大人の凝り固まった想像力では絶対に出てこないような子どもの発想を、面白いながらも授業としてしっかりとファシリテートしていく技量を高めていきたいものです。

今日という一日に期待感を持たせる

 朝の会でいきなり連絡事項を伝える事はしません。朝のスタートとしては寂しすぎますよね。今日という1日に期待感を抱かせる語りかけができるよう、言葉のセンスと醸し出す雰囲気を磨きたいものです。子どもたち一人一人が様々な環境を抱えて学校に登校しています。複雑な家庭環境の子、家庭でいつも叱られてばかりいる子、友達との関係がギクシャクしている子、勉強が苦手な子…など様々な感情を抱えつつもそれでも学校にやってきているのです。
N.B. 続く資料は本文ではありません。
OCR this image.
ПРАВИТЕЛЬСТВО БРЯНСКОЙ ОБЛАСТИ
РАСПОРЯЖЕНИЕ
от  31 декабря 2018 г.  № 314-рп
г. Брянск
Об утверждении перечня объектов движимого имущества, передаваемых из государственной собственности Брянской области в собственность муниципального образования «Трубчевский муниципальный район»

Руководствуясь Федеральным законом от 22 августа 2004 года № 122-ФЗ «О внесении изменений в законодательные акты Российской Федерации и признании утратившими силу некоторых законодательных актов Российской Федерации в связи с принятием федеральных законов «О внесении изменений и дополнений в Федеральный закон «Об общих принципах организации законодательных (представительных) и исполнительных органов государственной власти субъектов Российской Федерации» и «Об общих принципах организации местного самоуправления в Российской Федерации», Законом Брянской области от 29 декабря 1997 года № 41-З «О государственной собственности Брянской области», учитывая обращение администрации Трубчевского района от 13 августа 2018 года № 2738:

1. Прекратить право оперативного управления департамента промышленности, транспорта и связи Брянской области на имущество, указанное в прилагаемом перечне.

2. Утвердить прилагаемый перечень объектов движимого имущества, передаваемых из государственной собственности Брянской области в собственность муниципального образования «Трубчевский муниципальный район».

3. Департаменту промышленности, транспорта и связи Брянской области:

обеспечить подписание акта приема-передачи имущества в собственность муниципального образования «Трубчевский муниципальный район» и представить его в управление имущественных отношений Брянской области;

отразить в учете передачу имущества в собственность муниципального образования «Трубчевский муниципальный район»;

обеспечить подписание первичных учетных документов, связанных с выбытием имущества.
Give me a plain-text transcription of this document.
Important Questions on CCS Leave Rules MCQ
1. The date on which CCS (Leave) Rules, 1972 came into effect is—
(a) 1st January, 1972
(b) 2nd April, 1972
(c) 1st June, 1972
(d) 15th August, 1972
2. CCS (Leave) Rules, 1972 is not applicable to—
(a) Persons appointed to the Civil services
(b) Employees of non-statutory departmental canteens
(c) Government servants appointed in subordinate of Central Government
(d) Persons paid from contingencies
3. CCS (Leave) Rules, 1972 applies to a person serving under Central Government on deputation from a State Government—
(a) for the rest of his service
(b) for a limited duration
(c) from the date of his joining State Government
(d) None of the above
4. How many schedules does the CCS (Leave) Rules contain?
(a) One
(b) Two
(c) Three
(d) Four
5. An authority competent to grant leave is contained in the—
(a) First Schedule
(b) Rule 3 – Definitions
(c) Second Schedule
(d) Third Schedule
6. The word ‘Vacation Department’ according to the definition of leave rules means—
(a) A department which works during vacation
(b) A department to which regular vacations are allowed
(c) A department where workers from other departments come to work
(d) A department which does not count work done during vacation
どのような子にとっても学校という場所は安心して生活できて明るい気持ちが抱ける場所でなければならないと思います。がんばって学校に来たという子もいますから、朝の会で担任が話す内容がいきなり事務連絡では寂しすぎます。運動会や修学旅行などの大きなイベントが近いときには、それらにちなんだ話をして子どもたちの気持ちを高めてあげればいいと思います。しかし1年間の長い学校生活において毎日何らかのイベントがあるわけではありません。特に何もない1日でも、子どもたちをリラックスさせてあげられるような話から始めてはどうでしょう。先生が最近経験した面白い話(といってもそう頻繁に面白い体験をできるわけではありませんが)多少の作り話や話を盛っても良いので、子どもたちを明るい表情にさせてあげられるような話をすればいいと思います。学校の先生は日々話術を磨かなくてはならない仕事ですね。